Nearly a decade later, we took the plunge into membership again. We did so after our earlier experience only because membership was a one-year commitment, renewable annually**, and Bill and I were moving into leadership roles. There was a little more grace in this arrangement, as well as an opportunity to reevaluate our level of involvement. There were some congregants attending this church who, for various reasons, had once been members and had chosen to downshift to non-member status. Non-members couldn’t vote, and they were prohibited from serving in a leadership role, but otherwise, non-members could freely participate in the life of the church. Our relationship with this congregation ended when we relocated.

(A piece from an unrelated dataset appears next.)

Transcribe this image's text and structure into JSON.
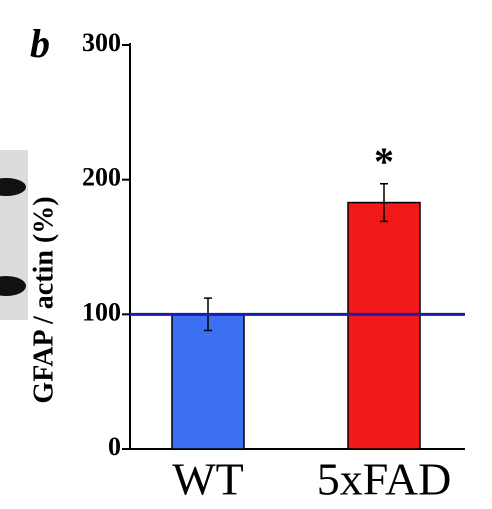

In my conversation with K., it occurred to me that most churches don’t know what to do with leavers. I’m not talking about the leavers who nail a list of grievances to the front door or the ones who fade away. I’m talking about the ones who may have a sense of calling to a new congregation, or disagree with the teaching or direction of the church and believe it would be best to move on rather than stay and be labeled a Problem.
What would it look like for church leaders to offer prayer or even (*gasp*) a blessing for those who let their church leadership know they’re leaving? I understand these situations can be awkward and weighted with the sense of failure or rejection, perhaps on the part of both parties, but I believe that this act of submission to the Head may be a life-giving act that brings health and healing to a local church as well as the entire body of Christ.
What has your experience been when you’ve left a church after being a member? Have you been cursed or blessed? Church leaders, I know a few of you read this blog – how do you handle leavers?
**My husband and I are not members of the church we’ve attended for nearly 3 years, and have no plans to change that status.